Imagen: Charles Stankievech

El agua, desde siempre, ha estado unida de manera muy estrecha a la historia cultural de la humanidad y a la construcción de la sociedad actual. La cercanía a los cuerpos acuáticos, o la infraestructura que permita su distribución, han dado forma a una buena parte del desarrollo urbano. Su mal manejo —con lagos contaminados o ríos entubados— genera sequías, inundaciones y hundimientos. Hemos enterrado y contaminando el agua en un proceso de varios siglos. Ahora, las ciudades y sus habitantes se enfrentan a problemas de abastecimiento y distribución.
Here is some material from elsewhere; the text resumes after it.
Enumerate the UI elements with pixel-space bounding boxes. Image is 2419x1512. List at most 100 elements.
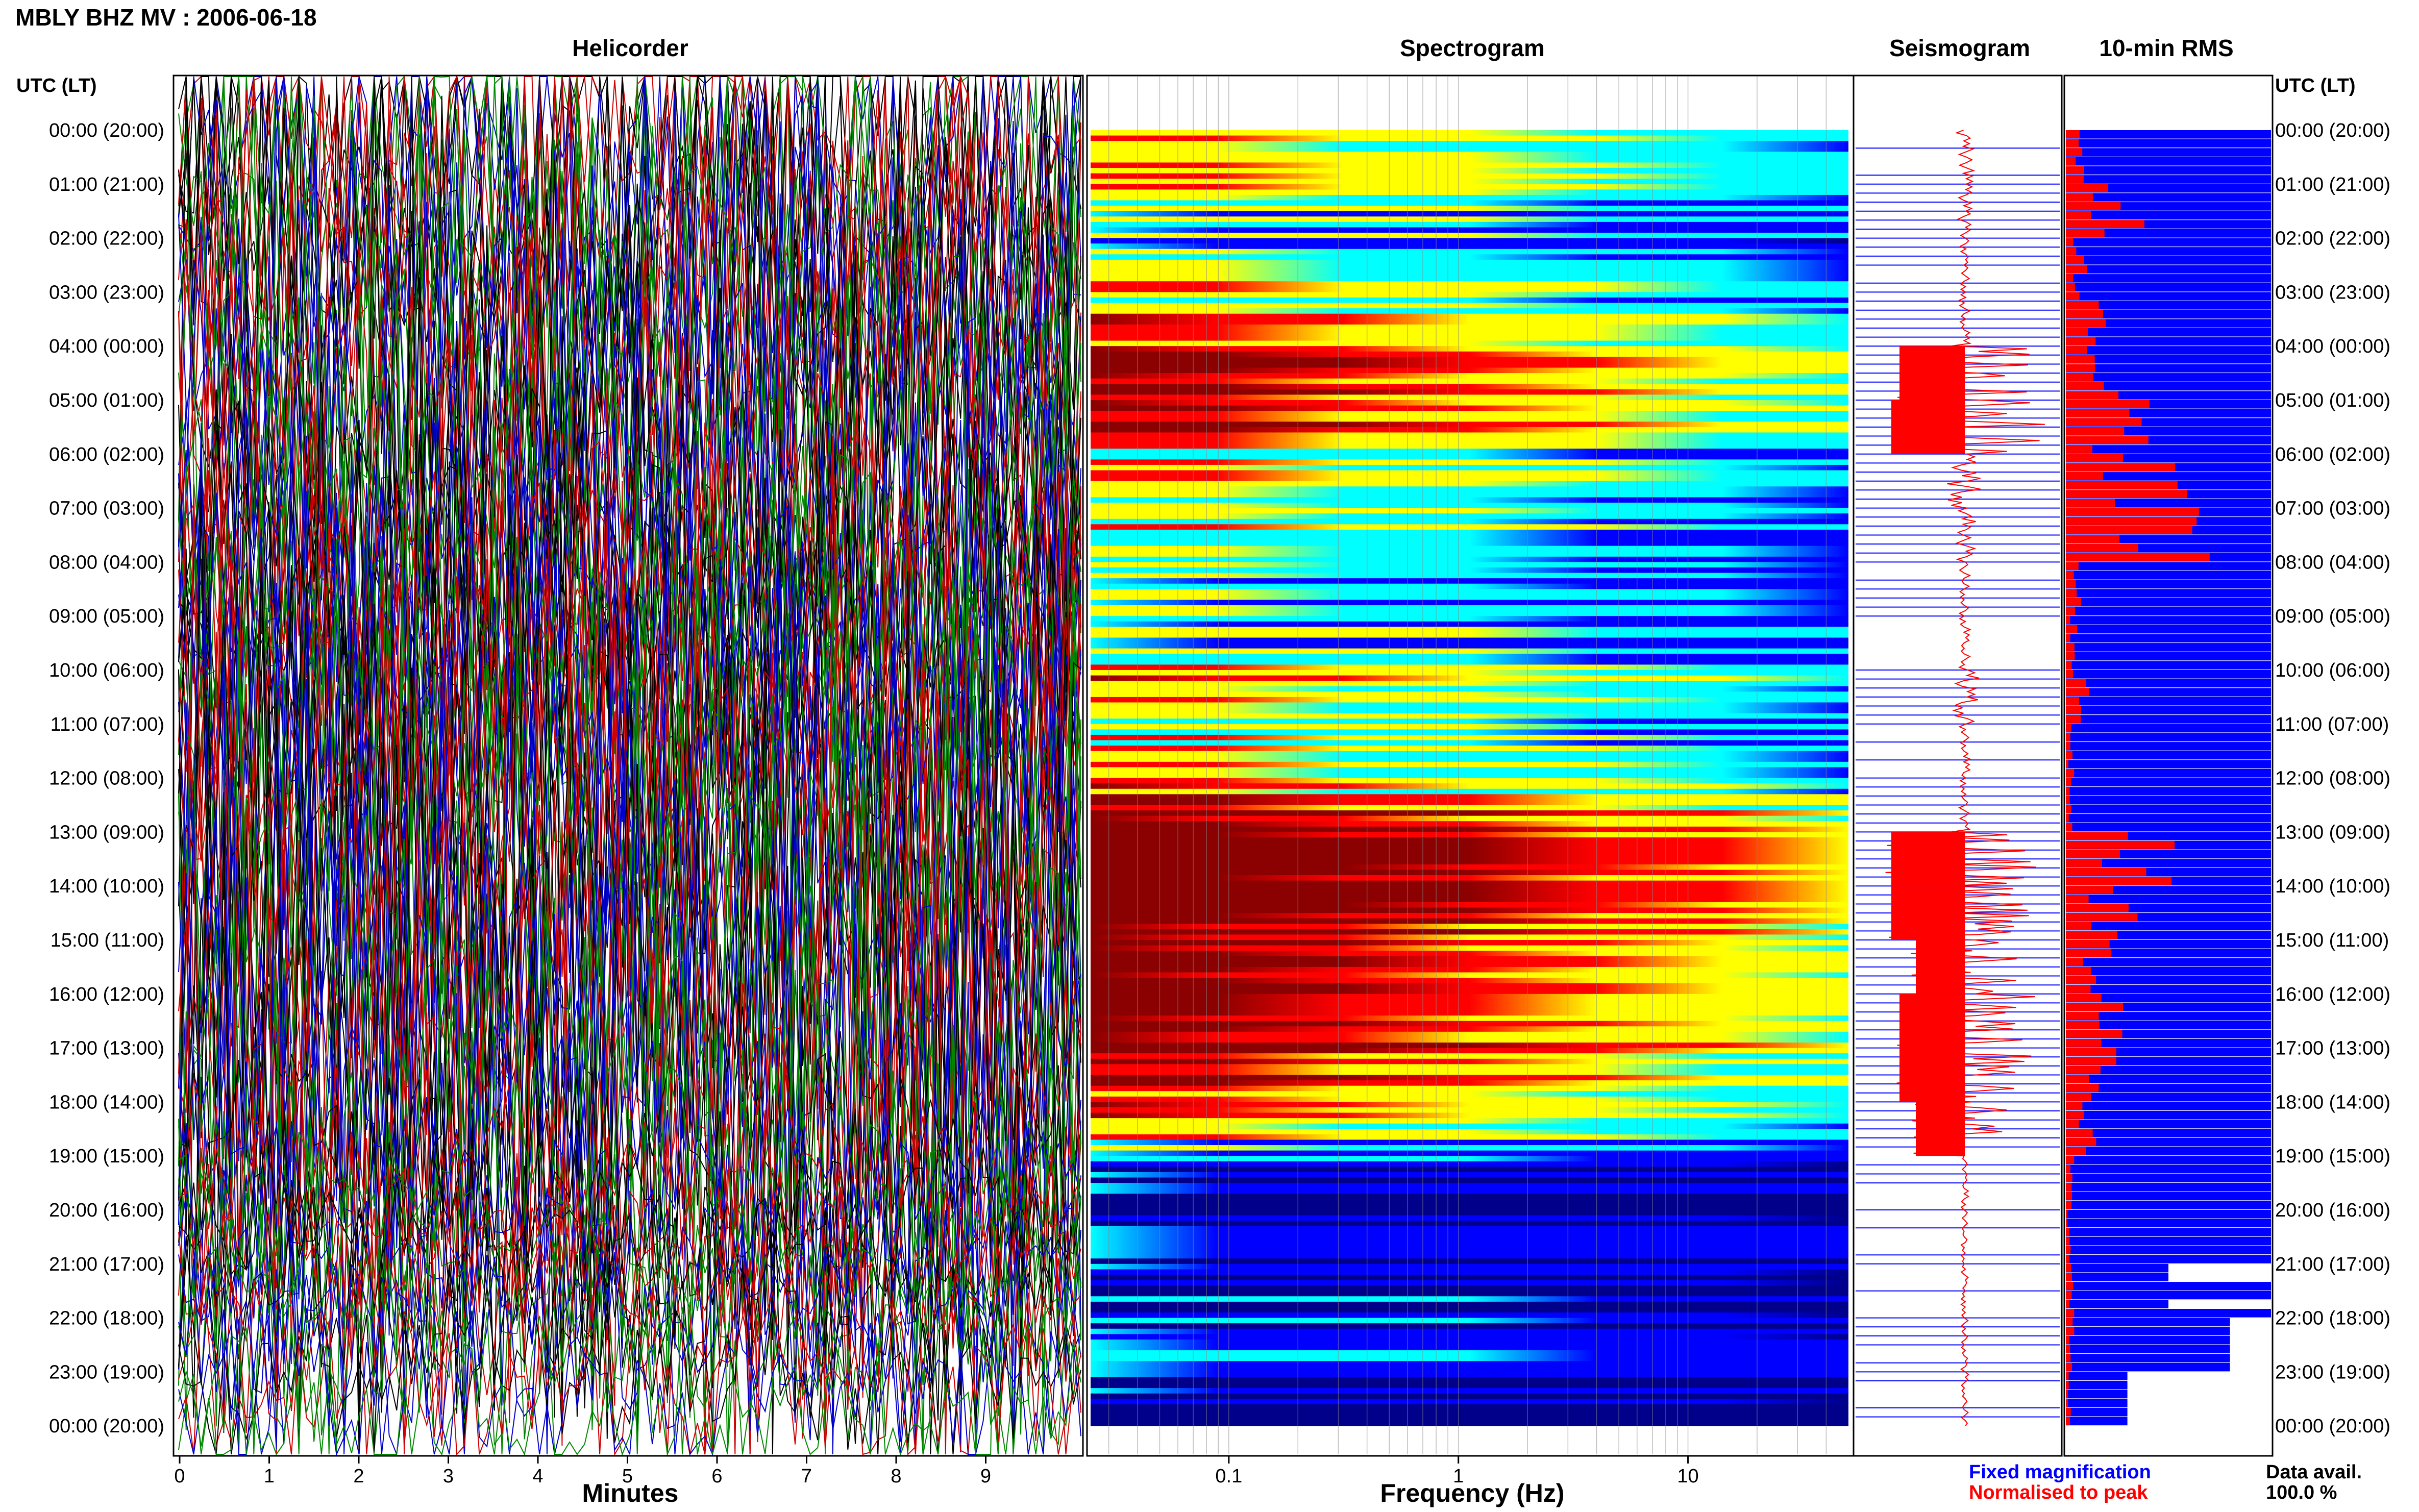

Parece importante, hoy más que nunca, llevar esta reflexión a la esfera del arte. Obras como las de Stankievech han buscado realizar ejercicios de concientización colectiva para detonar acciones contundentes en torno al manejo contemporáneo del agua. De esta forma, la pieza funciona como un catalizador de los temas pertinentes de nuestro tiempo. Al provocar una discusión en torno al consumo de plástico y la contaminación acuática que provoca, así como sobre el papel del agua en la modernidad, Island of Discarded Plastic (Leonia) funciona como un vehículo comunicante entre el pasado, el presente y —premonitoriamente— el futuro.